James, we used to use 3 clamshell type printers (one of which did have a two camera vision system, and did all our fine pitch), but had limited success with 20 mil pitch. 25 mil pitch was no problem. I suspect that you'll find people that have had success, albeit with some close attention to details. We also use metal blades.
This is the stuff we had to make sure of:
lift timing: on our machines each front corner lifts on it's own cylinder, and if they come up at different times it skews the bricks....bridges up the kazoo.
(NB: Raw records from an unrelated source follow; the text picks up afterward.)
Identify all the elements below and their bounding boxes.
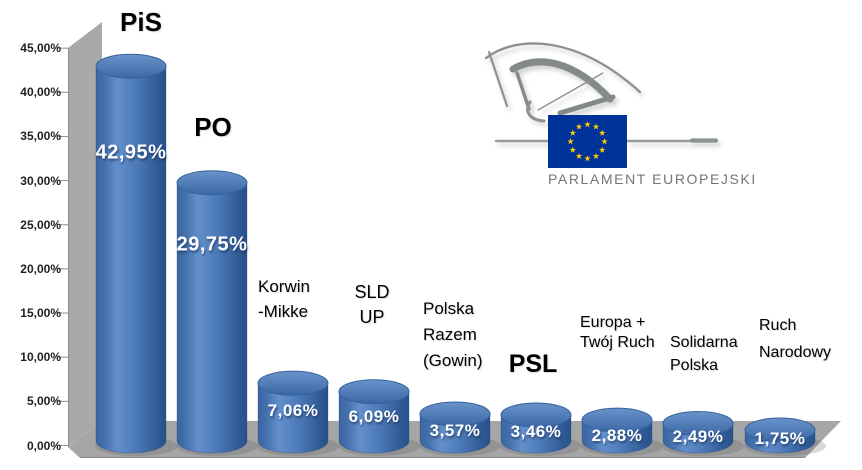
category-label-line: Narodowy [759,344,832,361]
eu-star-icon [598,146,606,153]
eu-star-icon [584,121,591,128]
bar-value-label: 2,49% [672,427,724,446]
bar-value-label: 42,95% [95,141,167,164]
bar-value-label: 3,46% [510,422,562,441]
category-label-line: Twój Ruch [580,334,655,351]
bar-top [338,379,410,405]
bar-top [744,417,816,443]
category-label-4: Polska Razem (Gowin) [423,296,483,374]
eu-star-icon [567,138,574,145]
cylinder-bar-6 [581,407,663,456]
cylinder-bar-3 [338,379,420,456]
bar-top [95,53,167,79]
hemicycle-sketch-icon [484,42,719,143]
category-label-line: PO [194,112,232,142]
bar-top [257,370,329,396]
category-label-line: Ruch [759,317,797,334]
bar-value-label: 3,57% [429,421,481,440]
eu-star-icon [598,129,606,136]
y-axis-tick-label: 20,00% [20,261,61,276]
y-axis-tick-label: 15,00% [20,306,61,321]
y-axis-ticks [58,47,69,446]
eu-star-icon [569,129,577,136]
y-axis-tick-label: 45,00% [20,41,61,56]
category-label-line: Korwin [258,277,310,296]
category-label-line: Europa + [580,314,646,331]
category-label-line: PSL [508,350,558,378]
category-label-5: PSL [509,349,558,379]
bar-value-label: 7,06% [267,401,319,420]
eu-star-icon [584,155,591,162]
y-axis-tick-label: 25,00% [20,217,61,232]
bar-value-label: 29,75% [176,233,248,256]
cylinder-bar-7 [662,411,744,456]
bar-value-label: 1,75% [754,429,806,448]
bar-top [419,401,491,427]
category-label-line: Solidarna [670,334,738,351]
bar-value-label: 6,09% [348,407,400,426]
eu-star-icon [592,152,600,159]
cylinder-bar-8 [744,417,826,456]
y-axis-tick-label: 35,00% [20,129,61,144]
eu-star-icon [575,123,583,130]
category-label-0: PiS [120,6,162,38]
cylinder-bar-0 [95,53,177,456]
logo-caption: PARLAMENT EUROPEJSKI [548,171,757,187]
cylinder-bar-2 [257,370,339,456]
bars-group [95,53,826,456]
bar-top [662,411,734,437]
category-label-7: Solidarna Polska [670,331,738,377]
y-axis-tick-label: 10,00% [20,350,61,365]
category-label-line: Razem [423,325,477,344]
bar-top [176,170,248,196]
bar-value-label: 2,88% [591,426,643,445]
eu-star-icon [569,146,577,153]
bar-top [581,407,653,433]
eu-flag-stars [567,121,608,162]
category-label-2: Korwin -Mikke [258,274,310,324]
category-label-line: UP [359,307,385,327]
eu-star-icon [592,123,600,130]
category-label-line: Polska [670,357,719,374]
bar-body [176,182,248,454]
y-axis-tick-label: 5,00% [26,394,61,409]
y-axis-tick-label: 0,00% [26,438,61,453]
category-label-line: PiS [120,7,162,37]
cylinder-bar-5 [500,402,582,456]
bar-body [257,382,329,454]
cylinder-bar-4 [419,401,501,456]
y-axis-tick-label: 40,00% [20,85,61,100]
bar-body [95,65,167,454]
category-label-line: (Gowin) [423,351,483,370]
category-label-line: SLD [354,282,390,302]
category-label-line: -Mikke [258,302,309,321]
y-axis-tick-label: 30,00% [20,173,61,188]
category-label-3: SLD UP [354,280,389,330]
category-label-line: Polska [423,299,475,318]
bar-top [500,402,572,428]
eu-star-icon [575,152,583,159]
category-label-1: PO [194,111,232,143]
european-parliament-logo [484,42,719,168]
category-label-8: Ruch Narodowy [759,312,831,366]
category-label-6: Europa + Twój Ruch [580,313,655,353]
chart-side-wall [68,22,102,447]
eu-star-icon [601,138,608,145]
cylinder-bar-1 [176,170,258,456]
bar-body [338,391,410,454]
squeegee pressure: too little and you obviously don't get a clean pass. Too much, and not only does it tend to stretch the mesh and misregister, but it can also lift the stencil mounting frame depending on how stout it is. In our case it lifted it off the locating pins, so all alignment was lost.
snap off: our machine had 4 independant adjustments, one for each corner, and around here that spells trouble. Too much detail for our operators (we are trying to keep 4 shifts running and rarely have experienced operators on the odd shifts). Try to set yours up with no snap-off, and lock it down so they can't screw with it. Beat up stencils, of which we still have a few, are a little tougher to deal with. Can't replace them all at once, though.
We tape the corners down on the panelized boards, mostly to compensate for warpage, but that would reduce the sticking problems you have.